The show revolves around three truly American melodies: “The Star-Spangled Banner,” “Dixie” and “Auld Lang Syne.” Each song shares the similarity that, over time, the lyrics have changed in response to changing political needs, while the musical rhythm has remained unchanged. As cliché as it sounds, the primary text of the exhibition forces the viewer to truly read between the lines.
Collins proposes a challenge to viewers, in how they approach their own language and in understanding the power behind each word and the weight they carry. In The Star Spangled Banner series, the viewer is confronted with a very American element, our national anthem; the consistency in the musical notes contradicts the changing lyrics and questions our values as to what is American. Each piece in this series is charcoal and acrylic on panel. The pieces highlight phrases from versions of the song, such as “land of the freed,” “land of the brave” and “land of the slaves,” which speak to different understandings of America.

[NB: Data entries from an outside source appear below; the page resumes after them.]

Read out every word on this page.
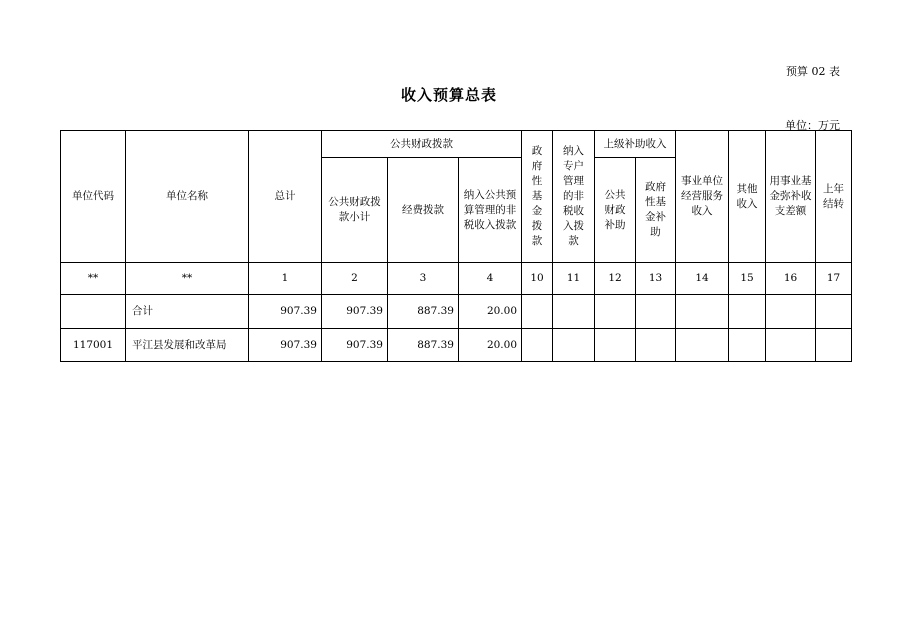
预算 02 表
收入预算总表
单位：万元
单位代码	单位名称	总计	公共财政拨款			政府性基金拨款	纳入专户管理的非税收入拨款	上级补助收入		事业单位经营服务收入	其他收入	用事业基金弥补收支差额	上年结转

			公共财政拨款小计	经费拨款	纳入公共预算管理的非税收入拨款			公共财政补助	政府性基金补助				

**	**	1	2	3	4	10	11	12	13	14	15	16	17
	合计	907.39	907.39	887.39	20.00								
117001	平江县发展和改革局	907.39	907.39	887.39	20.00								
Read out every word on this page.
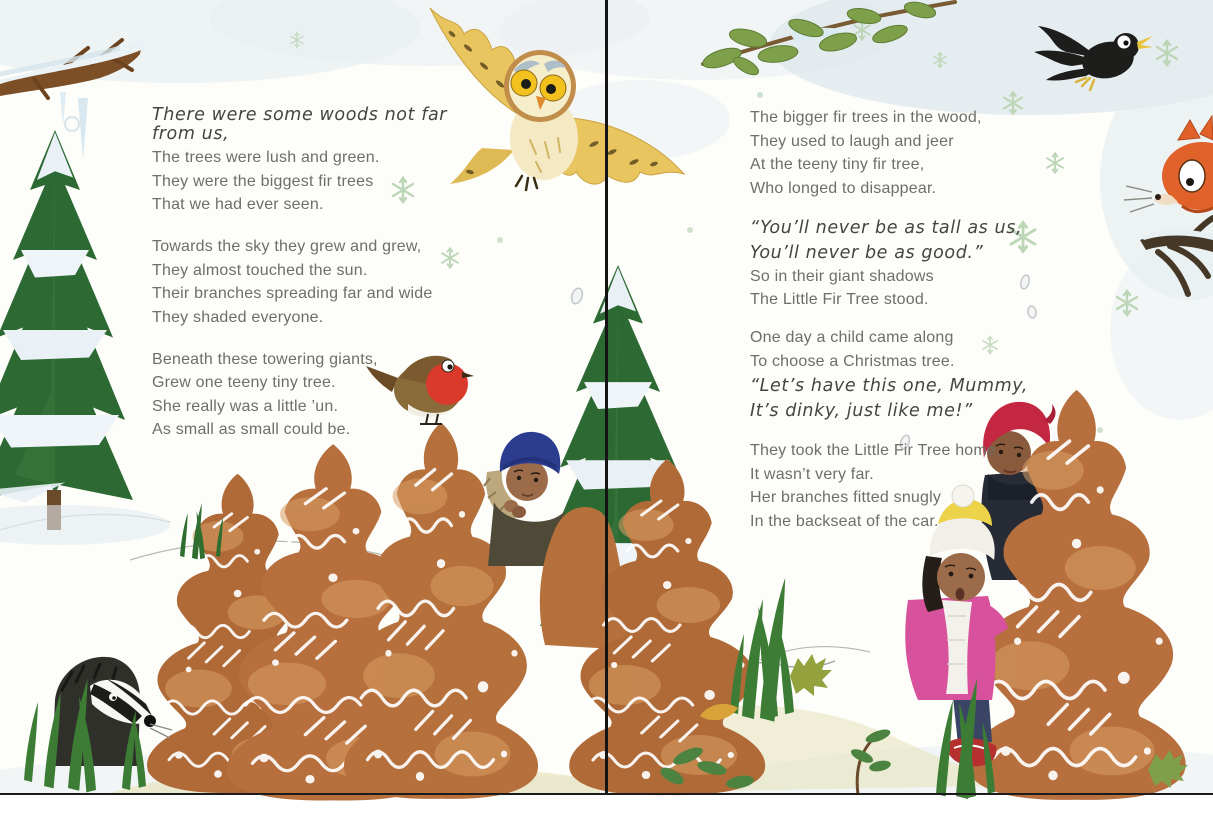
There were some woods not far from us,

The trees were lush and green.

They were the biggest fir trees

That we had ever seen.

Towards the sky they grew and grew,

They almost touched the sun.

Their branches spreading far and wide

They shaded everyone.

Beneath these towering giants,

Grew one teeny tiny tree.

She really was a little ’un.

As small as small could be.

The bigger fir trees in the wood,

They used to laugh and jeer

At the teeny tiny fir tree,

Who longed to disappear.

“You’ll never be as tall as us,

You’ll never be as good.”

So in their giant shadows

The Little Fir Tree stood.

One day a child came along

To choose a Christmas tree.

“Let’s have this one, Mummy,

It’s dinky, just like me!”

They took the Little Fir Tree home,

It wasn’t very far.

Her branches fitted snugly

In the backseat of the car.
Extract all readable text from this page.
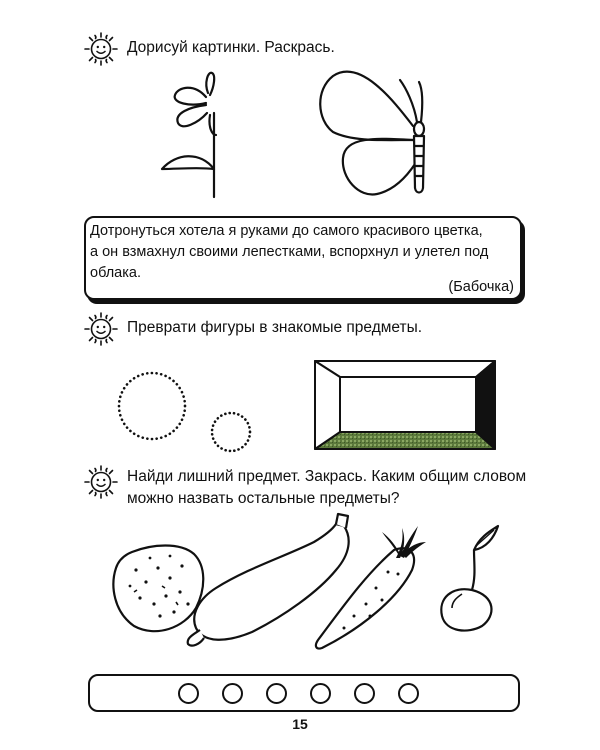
Дорисуй картинки. Раскрась.
Дотронуться хотела я руками до самого красивого цветка,
а он взмахнул своими лепестками, вспорхнул и улетел под
облака.
(Бабочка)
Преврати фигуры в знакомые предметы.
Найди лишний предмет. Закрась. Каким общим словом
можно назвать остальные предметы?
15
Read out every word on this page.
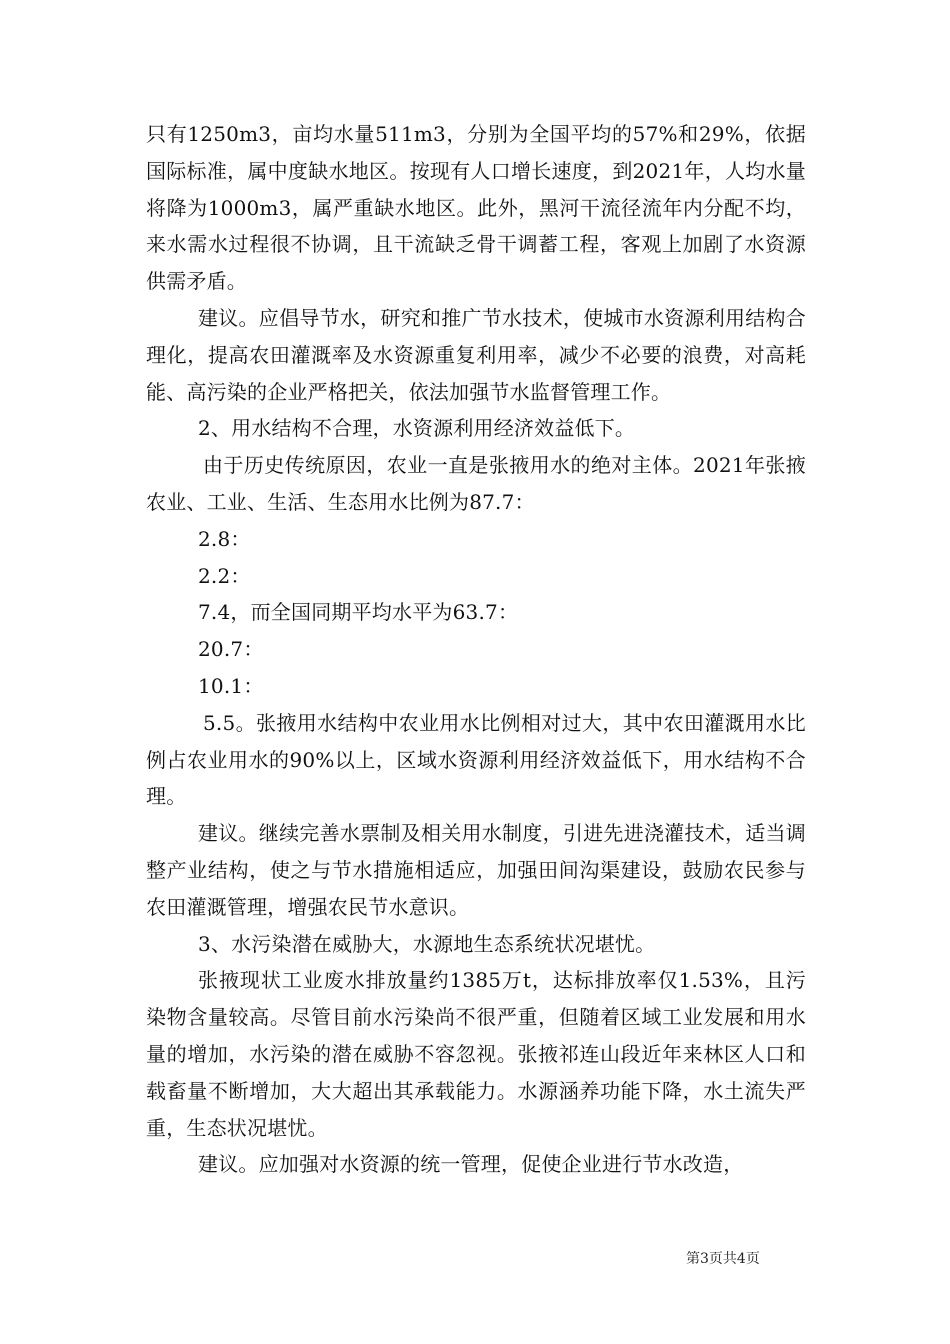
只有1250m3，亩均水量511m3，分别为全国平均的57%和29%，依据国际标准，属中度缺水地区。按现有人口增长速度，到2021年，人均水量将降为1000m3，属严重缺水地区。此外，黑河干流径流年内分配不均，来水需水过程很不协调，且干流缺乏骨干调蓄工程，客观上加剧了水资源供需矛盾。

建议。应倡导节水，研究和推广节水技术，使城市水资源利用结构合理化，提高农田灌溉率及水资源重复利用率，减少不必要的浪费，对高耗能、高污染的企业严格把关，依法加强节水监督管理工作。

2、用水结构不合理，水资源利用经济效益低下。

由于历史传统原因，农业一直是张掖用水的绝对主体。2021年张掖农业、工业、生活、生态用水比例为87.7：

2.8：

2.2：

7.4，而全国同期平均水平为63.7：

20.7：

10.1：

5.5。张掖用水结构中农业用水比例相对过大，其中农田灌溉用水比例占农业用水的90%以上，区域水资源利用经济效益低下，用水结构不合理。

建议。继续完善水票制及相关用水制度，引进先进浇灌技术，适当调整产业结构，使之与节水措施相适应，加强田间沟渠建设，鼓励农民参与农田灌溉管理，增强农民节水意识。

3、水污染潜在威胁大，水源地生态系统状况堪忧。

张掖现状工业废水排放量约1385万t，达标排放率仅1.53%，且污染物含量较高。尽管目前水污染尚不很严重，但随着区域工业发展和用水量的增加，水污染的潜在威胁不容忽视。张掖祁连山段近年来林区人口和载畜量不断增加，大大超出其承载能力。水源涵养功能下降，水土流失严重，生态状况堪忧。

建议。应加强对水资源的统一管理，促使企业进行节水改造，

第3页共4页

There is also a spatial element to these works. The staggering of the letters on the panels make you rethink where you stand in the lyrical narrative. Collins specifically picks out versions of “The Star-Spangled Banner” that contradict one another, but so eloquently describe that gray area of what this land is for. If you walk into this exhibition looking for a black-and-white view of art you will be pleasantly surprised. As you experience “Cadence,” you may think about your own cadence and the different inflections you place on words at different moments. How do you understand freedom or bravery in the context of America? Is it a straightforward concept? In a time where we see statues being taken down, the land of America is changing in a useful sense. But also as we look back at how America has been described to the viewer, one has to confront what that means for us as Americans occupying this space.
As you walk through “Cadence,” and you take in the object-based works you may feel like you possess a sense of power—you can tangibly see and control your interaction in some capacity, but Collins is activating the sense of ourselves that we usually associate with our sight. The artist asks the viewer to consider language, and how intention and understanding can change within a single word. (Caira Moreira-Brown)
“Bethany Collins: Cadence” is on view at Patron, 1612 West Chicago, through April 16.